25 feb 2009 . Actualizado a las 02:00 h.

El alcalde de Madrid, Alberto Ruiz Gallardón, fue el invitado de honor en la campaña de los populares lucenses. Debido a un retraso en el vuelo («cuando gobernemos nosotros se podrá venir a Lugo en AVE»), llegó a la Praza Maior pasadas las doce y media y, sin más demoras, se puso a repartir la propaganda a todos cuantos se le ponían delante y a los que no se le ponían pero que tampoco le escapaban.

Escoltado por el presidente provincial del PP, José Manuel Barreiro; por los miembros de la candidatura y por otros dirigentes y cargos locales, el regidor madrileño recorrió las terrazas de los cantones. El momento de mayor expectación fue el encuentro con José Blanco, no del todo casual, ya que el dirigente socialista modificó ligeramente su itinerario para saludar al alcalde madrileño.

Gallardón siguió entregando propaganda a todos los viandantes con los que se cruzó por la calle Aguirre y por Ramón Ferreiro. Un candidato de UPyD que repartía folletos con su mensaje junto al Seminario no desperdició la ocasión de intercambiar cromos con el madrileño y llamar la atención de los fotógrafos y demás camarógrafos.

El itinerario de la comitiva popular tenía la meta en el Gran Hotel, donde se iba a celebrar un acto con interventores y apoderados del partido en las elecciones del domingo.

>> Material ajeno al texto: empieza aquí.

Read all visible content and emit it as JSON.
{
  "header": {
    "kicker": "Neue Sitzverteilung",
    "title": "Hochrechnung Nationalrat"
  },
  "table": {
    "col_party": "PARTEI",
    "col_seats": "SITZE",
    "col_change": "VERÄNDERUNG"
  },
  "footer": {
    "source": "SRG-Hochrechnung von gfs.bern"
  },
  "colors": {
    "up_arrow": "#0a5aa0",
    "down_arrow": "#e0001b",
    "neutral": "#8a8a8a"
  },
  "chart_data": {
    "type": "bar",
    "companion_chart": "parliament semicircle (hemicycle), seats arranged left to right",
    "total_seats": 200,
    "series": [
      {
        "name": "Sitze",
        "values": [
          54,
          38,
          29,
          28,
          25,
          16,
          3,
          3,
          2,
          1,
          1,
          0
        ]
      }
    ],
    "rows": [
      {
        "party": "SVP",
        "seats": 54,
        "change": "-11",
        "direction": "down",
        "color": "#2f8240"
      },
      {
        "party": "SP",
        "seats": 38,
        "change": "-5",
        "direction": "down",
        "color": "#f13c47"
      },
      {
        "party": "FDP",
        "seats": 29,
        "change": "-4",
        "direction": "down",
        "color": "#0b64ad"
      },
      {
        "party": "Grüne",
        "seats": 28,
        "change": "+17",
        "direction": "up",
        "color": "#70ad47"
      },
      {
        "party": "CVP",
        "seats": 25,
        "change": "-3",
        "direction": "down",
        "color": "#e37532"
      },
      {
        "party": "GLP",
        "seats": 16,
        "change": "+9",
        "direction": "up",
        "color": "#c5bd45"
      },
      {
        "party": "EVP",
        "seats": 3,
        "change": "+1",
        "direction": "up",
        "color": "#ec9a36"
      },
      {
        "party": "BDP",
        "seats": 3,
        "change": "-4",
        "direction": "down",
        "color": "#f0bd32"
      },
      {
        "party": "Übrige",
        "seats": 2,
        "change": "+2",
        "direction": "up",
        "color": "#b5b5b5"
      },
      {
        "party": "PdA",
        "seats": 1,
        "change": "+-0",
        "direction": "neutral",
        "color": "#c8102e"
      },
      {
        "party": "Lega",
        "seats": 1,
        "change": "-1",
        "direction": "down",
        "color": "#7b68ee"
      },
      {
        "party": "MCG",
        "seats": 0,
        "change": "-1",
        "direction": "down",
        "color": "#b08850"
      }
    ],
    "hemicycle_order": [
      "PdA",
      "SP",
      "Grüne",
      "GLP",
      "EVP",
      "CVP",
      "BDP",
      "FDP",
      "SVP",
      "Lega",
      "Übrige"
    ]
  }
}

Al menos aparentemente, sin mostrar caras de disgusto o cansancio por el retraso, allí esperaban alrededor de 400 personas entre las que había algunos hombres que una hora antes también estaban esperando a José Blanco en la Porta Nova, y algunas mujeres que el otro día asistieron a la comida multitudinaria con la vicepresidenta del Gobierno.

Ya en el hotel, el éxito estaba asegurado y los aplausos fueron frecuentes y para todos los oradores. La candidata, Raquel Arias, entró directamente al grano y aseguró que, a la vista del ambiente, «chegou o momento de que Feijóo goberne na Xunta». Barreiro, que destacó la presencia del vicealcalde madrileño, Manuel Cobo, dijo que Gallardón «es un espejo en el que nos miramos muchos en el PP». Por su parte, el invitado elogió a todo el partido, incluido a Aznar, «el mejor presidente de la democracia», a Fraga reiteradamente, y a Feijóo, con las consiguientes críticas a los adversarios.